Another cause of anger with protesters was Morocco’s heavy spending for the 2030 FIFA world cup which it’s co-hosting with Portugal and Spain. “Stadiums are here, but where are the hospitals?” was one of the most widely chanted slogans. The country says it is constructing seven new stadiums and renovating seven others in preparation for the 2030 FIFA World Cup, which will cost $16 billion. Yet, the monthly minimum wage in the country hovers at around $300, with many languishing in poverty in Morocco’s poorer regions.
But the frustrations with FIFA were brushed aside by King Mohammed VI. “There should be no contradiction or rivalry between major national projects and social programmes, as long as the goal is to develop the country and improve the living conditions of citizens,” he said in his speech.
Voices finally heard?
But still, the guidelines offer some hope – mainly in adding pressure to politicians to implement the changes proposed by their regent.

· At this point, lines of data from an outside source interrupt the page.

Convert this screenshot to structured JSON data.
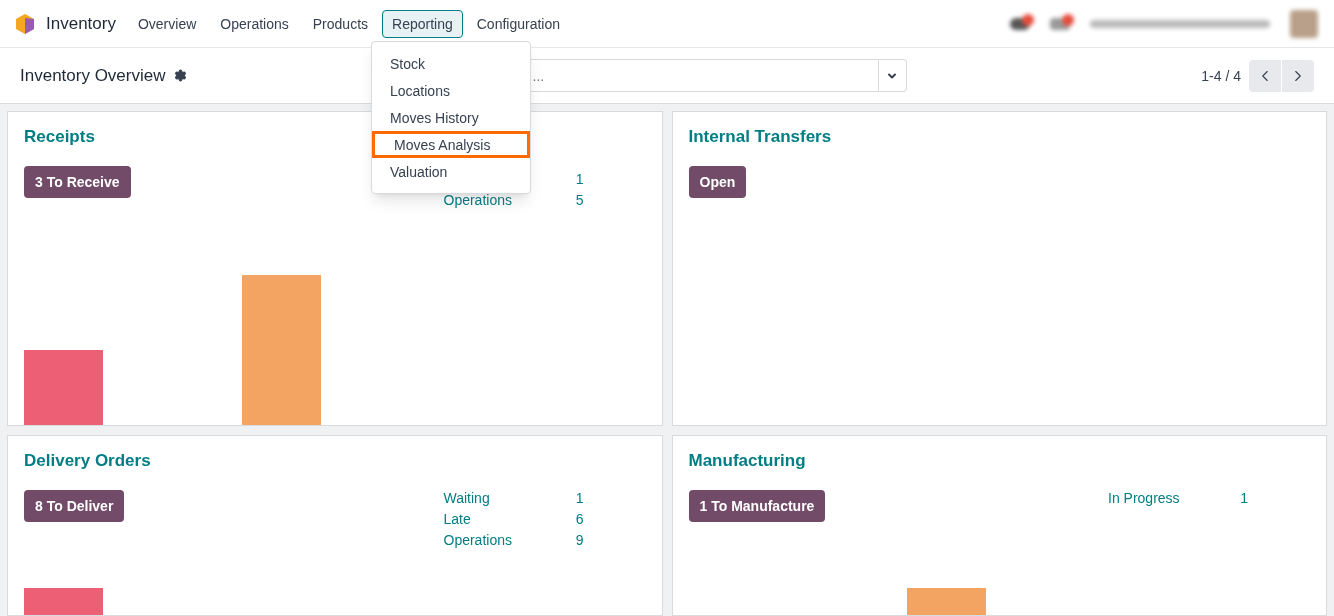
{
  "app": {
    "name": "Inventory"
  },
  "menu": [
    {
      "label": "Overview",
      "selected": false
    },
    {
      "label": "Operations",
      "selected": false
    },
    {
      "label": "Products",
      "selected": false
    },
    {
      "label": "Reporting",
      "selected": true
    },
    {
      "label": "Configuration",
      "selected": false
    }
  ],
  "dropdown": [
    {
      "label": "Stock",
      "selected": false
    },
    {
      "label": "Locations",
      "selected": false
    },
    {
      "label": "Moves History",
      "selected": false
    },
    {
      "label": "Moves Analysis",
      "selected": true
    },
    {
      "label": "Valuation",
      "selected": false
    }
  ],
  "breadcrumb": "Inventory Overview",
  "search": {
    "placeholder": "..."
  },
  "pager": "1-4 / 4",
  "cards": [
    {
      "title": "Receipts",
      "button": "3 To Receive",
      "stats": [
        {
          "value": "1"
        },
        {
          "label": "Operations",
          "value": "5"
        }
      ],
      "graph": true
    },
    {
      "title": "Internal Transfers",
      "button": "Open",
      "graph": false
    },
    {
      "title": "Delivery Orders",
      "button": "8 To Deliver",
      "stats": [
        {
          "label": "Waiting",
          "value": "1"
        },
        {
          "label": "Late",
          "value": "6"
        },
        {
          "label": "Operations",
          "value": "9"
        }
      ],
      "graph": true
    },
    {
      "title": "Manufacturing",
      "button": "1 To Manufacture",
      "stats": [
        {
          "label": "In Progress",
          "value": "1"
        }
      ],
      "graph": true
    }
  ]
}
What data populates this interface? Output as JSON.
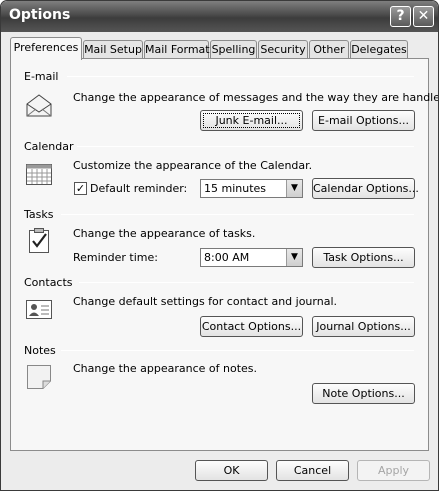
{
  "window": {
    "title": "Options"
  },
  "title_buttons": {
    "help": "?",
    "close": "✕"
  },
  "tabs": [
    {
      "label": "Preferences"
    },
    {
      "label": "Mail Setup"
    },
    {
      "label": "Mail Format"
    },
    {
      "label": "Spelling"
    },
    {
      "label": "Security"
    },
    {
      "label": "Other"
    },
    {
      "label": "Delegates"
    }
  ],
  "email": {
    "heading": "E-mail",
    "description": "Change the appearance of messages and the way they are handled.",
    "junk_button": "Junk E-mail...",
    "options_button": "E-mail Options..."
  },
  "calendar": {
    "heading": "Calendar",
    "description": "Customize the appearance of the Calendar.",
    "reminder_label": "Default reminder:",
    "reminder_checked": true,
    "reminder_value": "15 minutes",
    "options_button": "Calendar Options..."
  },
  "tasks": {
    "heading": "Tasks",
    "description": "Change the appearance of tasks.",
    "reminder_label": "Reminder time:",
    "reminder_value": "8:00 AM",
    "options_button": "Task Options..."
  },
  "contacts": {
    "heading": "Contacts",
    "description": "Change default settings for contact and journal.",
    "contact_button": "Contact Options...",
    "journal_button": "Journal Options..."
  },
  "notes": {
    "heading": "Notes",
    "description": "Change the appearance of notes.",
    "options_button": "Note Options..."
  },
  "footer": {
    "ok": "OK",
    "cancel": "Cancel",
    "apply": "Apply"
  }
}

These guidelines, now included in the budget, put pressure on political leaders: “Protesters on the street, the voters and the royal palace now stand against those who do not apply the guidelines,” warns the sociologist Alioua.
The proposals have given the younger generation a newfound confidence: their words and actions were heard and received by the country’s highest figure, and over time, some of their demands may be met.
The day before these announcements, the mobilisation continued in front of the Parliament in Rabat. “We will continue until our demands are met, not only in words, but also in deeds,” said 22-year-old Reda. Another protester, Naji, added optimistically: “It’s too early to say if this movement will bear fruit, but it’s clear that young people are full of hope!”